Tous les Occidentaux –missionnaires ou humanitaires– assassinés sur ordre de Paul Kagame depuis 1994 avaient quelque chose en commun: par leur droiture, leur générosité et leur connaissance de la situation, ils étaient des observateurs gênants. Maintenant, en apprenant plus de détails personnels sur l’ambassadeur italien Luca Attanasio, nous constatons qu’il correspond parfaitement à ce profil. Trop de sensibilité et trop de conscience. Trop de contacts et trop d’amitié, non seulement avec les Xavériens italiens à Goma et Bukavu, mais aussi avec d’autres personnes gênantes comme Denis Mukwege, le gynécologue congolais Prix Nobel de la Paix 2018. Quelqu’un qui, dans son discours lors de la réception de ce prix, a affirmé: « Le peuple de mon pays a désespérément besoin de paix. Mais comment construire la paix sur des fosses communes? Comment construire la paix sans vérité et réconciliation? Comment construire la paix sans justice et réparation? »

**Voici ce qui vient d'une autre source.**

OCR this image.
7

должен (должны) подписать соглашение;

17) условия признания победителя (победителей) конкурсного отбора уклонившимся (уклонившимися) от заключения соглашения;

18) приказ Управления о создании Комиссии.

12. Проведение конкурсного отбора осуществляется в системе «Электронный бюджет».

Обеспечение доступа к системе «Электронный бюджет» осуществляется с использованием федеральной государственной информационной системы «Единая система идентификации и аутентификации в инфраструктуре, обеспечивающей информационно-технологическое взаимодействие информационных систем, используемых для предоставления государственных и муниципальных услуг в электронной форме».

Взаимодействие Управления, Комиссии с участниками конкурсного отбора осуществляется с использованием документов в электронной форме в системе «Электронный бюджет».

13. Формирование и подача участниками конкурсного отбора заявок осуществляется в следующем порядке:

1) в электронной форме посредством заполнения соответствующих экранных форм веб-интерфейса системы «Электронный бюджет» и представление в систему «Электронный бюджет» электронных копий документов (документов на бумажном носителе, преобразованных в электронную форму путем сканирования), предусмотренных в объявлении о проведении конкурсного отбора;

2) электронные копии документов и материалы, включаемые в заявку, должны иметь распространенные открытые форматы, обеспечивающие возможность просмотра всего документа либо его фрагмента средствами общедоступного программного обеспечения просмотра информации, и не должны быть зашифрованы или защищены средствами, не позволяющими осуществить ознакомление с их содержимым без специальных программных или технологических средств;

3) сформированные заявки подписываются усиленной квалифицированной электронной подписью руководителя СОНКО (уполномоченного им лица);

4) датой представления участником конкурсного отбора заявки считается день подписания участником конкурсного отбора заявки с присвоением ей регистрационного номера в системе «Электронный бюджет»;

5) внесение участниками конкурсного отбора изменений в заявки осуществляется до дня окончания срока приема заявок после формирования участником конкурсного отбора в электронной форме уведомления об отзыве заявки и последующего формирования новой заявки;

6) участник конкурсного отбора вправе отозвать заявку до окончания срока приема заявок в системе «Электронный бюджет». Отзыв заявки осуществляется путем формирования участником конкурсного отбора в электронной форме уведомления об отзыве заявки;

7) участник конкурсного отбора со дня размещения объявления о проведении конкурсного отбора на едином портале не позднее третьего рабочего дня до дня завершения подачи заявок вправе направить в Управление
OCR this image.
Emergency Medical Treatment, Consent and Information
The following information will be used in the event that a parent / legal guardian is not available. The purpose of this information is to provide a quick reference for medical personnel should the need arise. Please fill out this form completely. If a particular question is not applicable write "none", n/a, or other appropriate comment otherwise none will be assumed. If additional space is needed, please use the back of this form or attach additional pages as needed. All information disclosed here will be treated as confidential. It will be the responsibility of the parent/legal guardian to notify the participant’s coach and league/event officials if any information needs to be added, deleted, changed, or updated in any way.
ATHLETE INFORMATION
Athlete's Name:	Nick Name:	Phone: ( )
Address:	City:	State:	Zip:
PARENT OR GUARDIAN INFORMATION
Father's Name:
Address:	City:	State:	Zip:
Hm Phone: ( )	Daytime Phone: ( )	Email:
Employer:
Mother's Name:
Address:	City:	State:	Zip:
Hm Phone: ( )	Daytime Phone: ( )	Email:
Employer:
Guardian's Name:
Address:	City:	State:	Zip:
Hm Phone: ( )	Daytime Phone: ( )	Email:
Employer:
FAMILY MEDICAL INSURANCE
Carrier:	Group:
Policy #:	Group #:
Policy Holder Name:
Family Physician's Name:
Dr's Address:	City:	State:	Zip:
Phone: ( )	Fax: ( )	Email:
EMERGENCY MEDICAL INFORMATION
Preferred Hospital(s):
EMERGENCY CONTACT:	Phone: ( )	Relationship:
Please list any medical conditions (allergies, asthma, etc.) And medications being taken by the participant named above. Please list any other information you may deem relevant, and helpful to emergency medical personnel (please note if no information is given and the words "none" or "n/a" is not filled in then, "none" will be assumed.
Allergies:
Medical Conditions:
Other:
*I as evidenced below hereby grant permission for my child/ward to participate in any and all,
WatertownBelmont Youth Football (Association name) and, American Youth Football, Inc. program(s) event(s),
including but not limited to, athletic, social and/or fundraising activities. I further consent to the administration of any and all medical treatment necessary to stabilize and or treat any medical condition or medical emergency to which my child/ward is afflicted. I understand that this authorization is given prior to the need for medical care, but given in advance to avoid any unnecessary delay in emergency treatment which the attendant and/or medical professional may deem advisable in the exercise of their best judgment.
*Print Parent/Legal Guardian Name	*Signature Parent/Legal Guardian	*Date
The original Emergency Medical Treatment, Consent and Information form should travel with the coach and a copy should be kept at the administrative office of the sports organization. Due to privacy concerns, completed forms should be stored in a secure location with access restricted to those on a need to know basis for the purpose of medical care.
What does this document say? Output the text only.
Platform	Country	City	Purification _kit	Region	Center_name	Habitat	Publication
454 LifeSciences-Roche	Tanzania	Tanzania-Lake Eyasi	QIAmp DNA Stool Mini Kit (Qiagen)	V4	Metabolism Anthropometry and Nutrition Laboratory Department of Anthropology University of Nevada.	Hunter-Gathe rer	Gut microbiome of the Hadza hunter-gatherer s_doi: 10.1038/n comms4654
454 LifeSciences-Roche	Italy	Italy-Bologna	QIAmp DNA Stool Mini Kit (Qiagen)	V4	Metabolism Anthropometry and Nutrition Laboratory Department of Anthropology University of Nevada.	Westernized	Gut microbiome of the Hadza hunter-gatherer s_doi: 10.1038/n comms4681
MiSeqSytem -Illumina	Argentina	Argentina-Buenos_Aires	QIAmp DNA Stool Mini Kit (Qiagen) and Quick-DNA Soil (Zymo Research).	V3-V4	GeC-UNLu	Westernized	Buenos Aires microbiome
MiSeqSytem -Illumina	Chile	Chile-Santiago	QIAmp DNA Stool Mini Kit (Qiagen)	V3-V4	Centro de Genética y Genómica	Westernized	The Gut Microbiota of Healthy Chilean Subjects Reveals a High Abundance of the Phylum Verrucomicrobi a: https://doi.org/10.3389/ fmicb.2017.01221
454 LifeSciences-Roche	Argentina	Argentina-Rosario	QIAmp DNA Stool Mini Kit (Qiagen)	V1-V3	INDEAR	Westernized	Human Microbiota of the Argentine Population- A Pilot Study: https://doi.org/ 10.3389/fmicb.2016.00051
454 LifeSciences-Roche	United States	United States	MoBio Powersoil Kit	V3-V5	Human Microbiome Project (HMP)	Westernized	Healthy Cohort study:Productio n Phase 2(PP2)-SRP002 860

Rappelons que James Kabarebe, le deuxième –immédiatement après Paul Kagame– des quarante accusés du juge Fernando Andreu, avait également menacé publiquement de mort Denis Mukwege lui-même, avec l’arrogance et l’impunité typiques de la grande mafia dirigée par Paul Kagame, sans se soucier de son statut de Prix Nobel de la Paix. Rappelons-nous que dans une seule journée, le 24 août 1998, près d’un millier de personnes ont été massacrées à Kasika –un village de sa province, le Sud-Kivu– pour la plupart des enfants et des femmes, qui ont également été violées. Ces viols sont si fréquents que ce gynécologue se consacre exclusivement au traitement des milliers de femmes congolaises qui en sont victimes. Rappelons que son intégrité et sa non soumission à tant de criminalité lui ont causé de graves problèmes, dont une tentative d’assassinat le 25 octobre 2012, au cours de laquelle le gardien de sa maison est décédé. Rappelons que la dernière campagne contre lui a été si virulente qu’elle a dû être dénoncée par des personnalités telles que notre ami Adolfo Pérez Esquivel, Prix Nobel de la Paix en 1980. Comment peut-il être fortuit ou aléatoire que, parmi des milliers d’autres, Luca Attanasio, placé comme très peu de blancs dans la même ligne humanitaire que le Dr Mukwege et les missionnaires xavériens, ait été assassiné?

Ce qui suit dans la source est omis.